How Steve Jobs and Apple dented the digital universe

“The second, and possibly final, conclusion of Steve Jobs run as Apple’s CEO shook the world in ways that would only surprise those still not paying attention,” Nathan Evans writes for Popzara.

“His sudden retirement from the company he helped found, no doubt brought upon by what many are calling a re-occurrence of his pancreatic cancer, despite a well-publicized liver transplant in 2009,” Evans writes. “The news stole headlines, and for good reason; he wasn’t just the most popular CEO in the world, but also the best. Since rejoining Apple in 1997, he helped steer the increasingly irrelevant fruit company from the trash bin of history and turned it into the most valuable in the world.”

Evans writes “Steve Jobs is among the last of a generation that not only created the computer revolution, but became that uniquely American symbol of it. His archetypical twin, Bill Gates, may have been the world’s richest man and Father of Windows, but it was Jobs who provided the spark that would forever change the digital landscape. It was his insistence that computers and technology themselves could be beautiful, in both design and function, that led to several revolutions in how we consume – and create – the world around us. From typeface to music, to novels and games and everything in-between, Jobs assumed the role of the tech world’s Prometheus, and did so with a personality and style so convincingly and unabashedly charismatic that some dubbed it the ‘reality distortion field.'”

Much more in the full article – recommended – here.
 

[Thanks to MacDailyNews Reader “krquet” for the heads up.]

16 Comments

  1. Re the RDF, I’ve always felt Steve’s brazen exultant declarations of truth were refreshing bold anchors to reality.

    The garbage spewing from others was the distortion.

  2. > The second, and possibly final, conclusion of Steve Jobs run as Apple’s CEO shook the world…

    Steve Jobs only had ONE “run” as Apple’s CEO.

    > His sudden retirement from the company he helped found, no doubt brought upon by what many are calling a re-occurrence of his pancreatic cancer

    “No doubt”? Pure speculation.

      1. In addition to the “Photoshop” thought, who can prove that these are recent? Maybe they were taken back during the time of the liver transplant surgery, when his condition was probably at its worst.

        Also, he DID work a full day on his last day as CEO, at Apple HQ, and attend the Board meeting in person to present his resignation and ask that he be made Chairman.

    1. Absolutely.
      He knew exactly how to sale a product and an idea and his father new exactly how to read & write a contract.
      Did Bill create anything? Nope, he just saw how to make a different mouse trap and new how to sell it.
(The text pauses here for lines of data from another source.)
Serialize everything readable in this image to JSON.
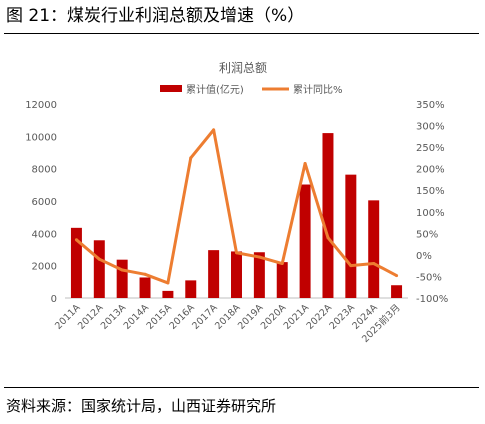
{
  "figure": {
    "title": "图 21：煤炭行业利润总额及增速（%）",
    "source": "资料来源：国家统计局，山西证券研究所"
  },
  "colors": {
    "bar": "#c00000",
    "line": "#ed7d31",
    "axis": "#bfbfbf",
    "text": "#595959"
  },
  "chart_data": {
    "type": "bar",
    "title": "利润总额",
    "categories": [
      "2011A",
      "2012A",
      "2013A",
      "2014A",
      "2015A",
      "2016A",
      "2017A",
      "2018A",
      "2019A",
      "2020A",
      "2021A",
      "2022A",
      "2023A",
      "2024A",
      "2025前3月"
    ],
    "series": [
      {
        "name": "累计值(亿元)",
        "type": "bar",
        "axis": "left",
        "values": [
          4340,
          3570,
          2370,
          1270,
          440,
          1090,
          2960,
          2880,
          2830,
          2220,
          7020,
          10200,
          7630,
          6040,
          790
        ]
      },
      {
        "name": "累计同比%",
        "type": "line",
        "axis": "right",
        "values": [
          35,
          -10,
          -35,
          -45,
          -65,
          225,
          290,
          5,
          -5,
          -20,
          212,
          40,
          -25,
          -20,
          -48
        ]
      }
    ],
    "y_left": {
      "min": 0,
      "max": 12000,
      "ticks": [
        "0",
        "2000",
        "4000",
        "6000",
        "8000",
        "10000",
        "12000"
      ]
    },
    "y_right": {
      "min": -100,
      "max": 350,
      "ticks": [
        "-100%",
        "-50%",
        "0%",
        "50%",
        "100%",
        "150%",
        "200%",
        "250%",
        "300%",
        "350%"
      ]
    },
    "legend_position": "top",
    "grid": false
  }
}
It didn’t matter to him if it was good or if it worked, just that it sold and he could lock you into a system, that once in you couldn’t afford to get out of.

      My 2 cents.

        1. Compaq reverse engineering the BIOS and essentially creating the PC commodity market was a major component.

          I think MS would have lost if they were confined to IBM hardware only.

  3. How ever great Jobs and Apple are — they could be greater.
    The stuff Jobs threw out and was stolen made people billionaires.
    And the future was made from such a shortsighted person.